Gekko's argument, which has many adherents within the corporate finance establishment, is that his battle to wrest control of Teldar Paper from the existing board of directors and their managers is in the interest of the shareholders and ultimately has beneficial effects on capitalism as a whole. The existing board and their managers have created an inefficient, bloated bureaucracy that wastes corporate resources. Gekko would put into place a new regime that would eliminate many of these inefficiencies and squeeze more shareholder value out of the corporate assets. Indeed, the argument in favor of Gekko's analysis would point to the fact that he can pay a much higher price for Teldar stock than it was selling for before his takeover attempt and yet still make a profit on the deal. This proves, according to that argument, that Teldar's assets were simply being mismanaged and that Gekko can take over the company, replace the board, fire Cromwell and his 33 vice presidents, eliminate the waste, and liberate shareholder value:
"Well, in my book, you either do it right or you get eliminated. In the last seven deals that I've been involved with, there were 2.5 million shareholders who have made a pretax profit of $12 billion. I am not a destroyer of companies. I am a liberator of them!"
The corporate raiders and forced restructuring is understood as creating a leaner, meaner, more shareholder friendly American capitalism. If, in the process, long-term employees of the restructured firms lose their jobs and factories or even whole divisions may disappear, generating negative effects on whole communities (see Michael Moore's documentary Roger & Me) then so be it. That's the cost of progress:
"The point is . . . that greed, for lack of a better word, is good. Greed is right. Greed works. Greed clarifies, cuts through, and captures the essence of the evolutionary spirit. Greed, in all of its forms --- greed for life, for money, for love, knowledge --- has marked the upward surge of mankind, and greed . . . will not only save Teldar Paper but that other malfunctioning corporation called the U.S.A."

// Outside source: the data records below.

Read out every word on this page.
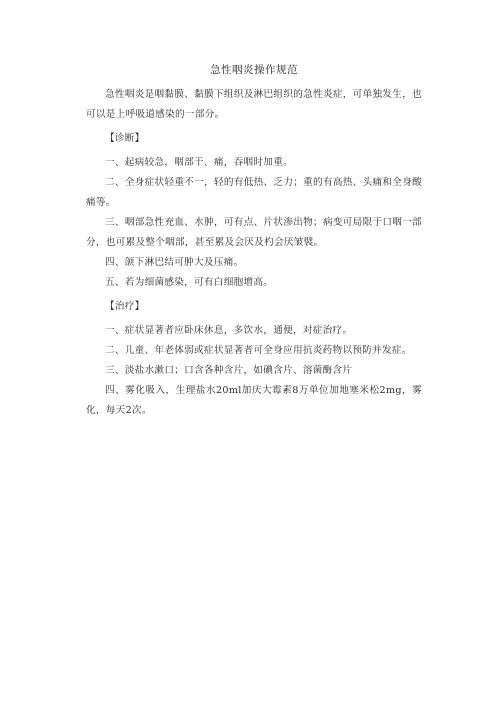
急性咽炎操作规范

急性咽炎是咽黏膜、黏膜下组织及淋巴组织的急性炎症，可单独发生，也可以是上呼吸道感染的一部分。

【诊断】

一、起病较急，咽部干、痛，吞咽时加重。

二、全身症状轻重不一，轻的有低热、乏力；重的有高热、头痛和全身酸痛等。

三、咽部急性充血、水肿，可有点、片状渗出物；病变可局限于口咽一部分，也可累及整个咽部，甚至累及会厌及杓会厌皱襞。

四、颌下淋巴结可肿大及压痛。

五、若为细菌感染，可有白细胞增高。

【治疗】

一、症状显著者应卧床休息，多饮水，通便，对症治疗。

二、儿童、年老体弱或症状显著者可全身应用抗炎药物以预防并发症。

三、淡盐水漱口；口含各种含片，如碘含片、溶菌酶含片

四、雾化吸入，生理盐水20ml加庆大霉素8万单位加地塞米松2mg，雾化，每天2次。
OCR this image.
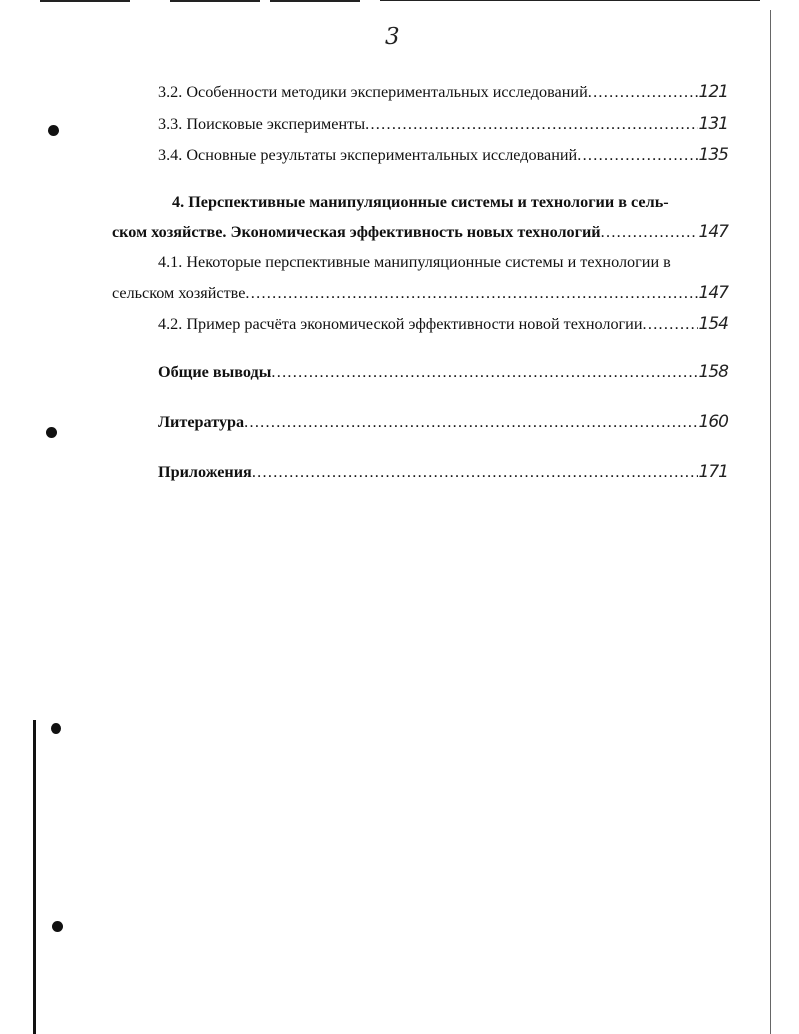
3
3.2. Особенности методики экспериментальных исследований .....	121
3.3. Поисковые эксперименты .....	131
3.4. Основные результаты экспериментальных исследований .....	135
4. Перспективные манипуляционные системы и технологии в сель-
ском хозяйстве. Экономическая эффективность новых технологий .....	147
4.1. Некоторые перспективные манипуляционные системы и технологии в
сельском хозяйстве .....	147
4.2. Пример расчёта экономической эффективности новой технологии .....	154
Общие выводы .....	158
Литература .....	160
Приложения .....	171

some finishing thoughts on the speech from M.H.C.'s Professor Gabriel: "The above speech represents an application of the theory that the market for corporate control provides an important mechanism for transferring assets from the control of managers who, by virtue of the widely dispersed pattern of corporate ownership, have gained too much autonomy and have been using that power in a manner inconsistent with maximizing shareholder wealth. The ownership shift that results from the takeover allows for the replacement of inefficient managers with more efficient ones. This process, according to Gekko, will not only solve the specific problems of the inefficiently run corporation, in this instance, Teldar Paper, but will ultimately make US capitalism, as a whole, function more efficiently, i.e. generate economic growth."